The child, whose thoughts were still on the Thenardier, shared his
instinct for withdrawing from sight as much as possible.

Cosette trembled and pressed close to him. They heard the tumultuous
noise of the patrol searching the blind alley and the streets;
the blows of their gun-stocks against the stones; Javert's appeals
to the police spies whom he had posted, and his imprecations mingled
with words which could not be distinguished.

At the expiration of a quarter of an hour it seemed as though that
species of stormy roar were becoming more distant. Jean Valjean
held his breath.

He had laid his hand lightly on Cosette's mouth.

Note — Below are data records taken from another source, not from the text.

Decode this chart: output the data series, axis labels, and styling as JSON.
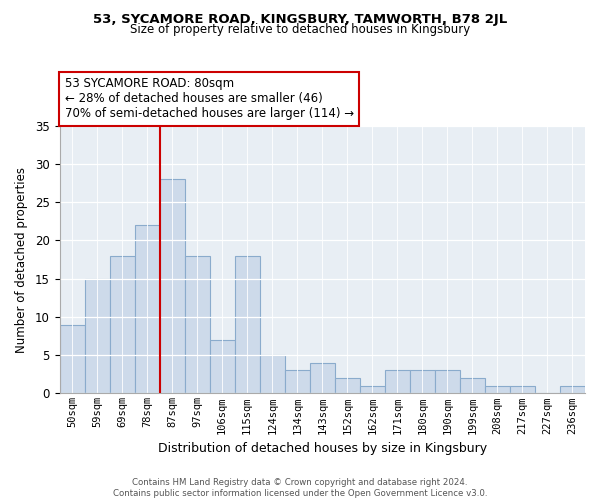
{
  "title": "53, SYCAMORE ROAD, KINGSBURY, TAMWORTH, B78 2JL",
  "subtitle": "Size of property relative to detached houses in Kingsbury",
  "xlabel": "Distribution of detached houses by size in Kingsbury",
  "ylabel": "Number of detached properties",
  "bar_labels": [
    "50sqm",
    "59sqm",
    "69sqm",
    "78sqm",
    "87sqm",
    "97sqm",
    "106sqm",
    "115sqm",
    "124sqm",
    "134sqm",
    "143sqm",
    "152sqm",
    "162sqm",
    "171sqm",
    "180sqm",
    "190sqm",
    "199sqm",
    "208sqm",
    "217sqm",
    "227sqm",
    "236sqm"
  ],
  "bar_values": [
    9,
    15,
    18,
    22,
    28,
    18,
    7,
    18,
    5,
    3,
    4,
    2,
    1,
    3,
    3,
    3,
    2,
    1,
    1,
    0,
    1
  ],
  "bar_color": "#cddaea",
  "bar_edgecolor": "#8aabcc",
  "ylim": [
    0,
    35
  ],
  "yticks": [
    0,
    5,
    10,
    15,
    20,
    25,
    30,
    35
  ],
  "vline_color": "#cc0000",
  "annotation_title": "53 SYCAMORE ROAD: 80sqm",
  "annotation_line1": "← 28% of detached houses are smaller (46)",
  "annotation_line2": "70% of semi-detached houses are larger (114) →",
  "annotation_box_color": "#ffffff",
  "annotation_box_edgecolor": "#cc0000",
  "footer_line1": "Contains HM Land Registry data © Crown copyright and database right 2024.",
  "footer_line2": "Contains public sector information licensed under the Open Government Licence v3.0.",
  "background_color": "#e8eef4"
}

However, the solitude in which he stood was so strangely calm,
that this frightful uproar, close and furious as it was,
did not disturb him by so much as the shadow of a misgiving.
It seemed as though those walls had been built of the deaf stones
of which the Scriptures speak.

All at once, in the midst of this profound calm, a fresh sound arose;
a sound as celestial, divine, ineffable, ravishing, as the other had
been horrible. It was a hymn which issued from the gloom, a dazzling
burst of prayer and harmony in the obscure and alarming silence of
the night; women's voices, but voices composed at one and the same time
of the pure accents of virgins and the innocent accents of children,--
voices which are not of the earth, and which resemble those that the
newborn infant still hears, and which the dying man hears already.
This song proceeded from the gloomy edifice which towered above
the garden. At the moment when the hubbub of demons retreated, one
would have said that a choir of angels was approaching through the gloom.

Cosette and Jean Valjean fell on their knees.

They knew not what it was, they knew not where they were; but both
of them, the man and the child, the penitent and the innocent,
felt that they must kneel.

These voices had this strange characteristic, that they
did not prevent the building from seeming to be deserted.
It was a supernatural chant in an uninhabited house.

While these voices were singing, Jean Valjean thought of nothing.
He no longer beheld the night; he beheld a blue sky. It seemed to him
that he felt those wings which we all have within us, unfolding.

The song died away. It may have lasted a long time. Jean Valjean
could not have told. Hours of ecstasy are never more than a moment.

All fell silent again. There was no longer anything in the street;
there was nothing in the garden. That which had menaced,
that which had reassured him,--all had vanished. The breeze
swayed a few dry weeds on the crest of the wall, and they gave
out a faint, sweet, melancholy sound.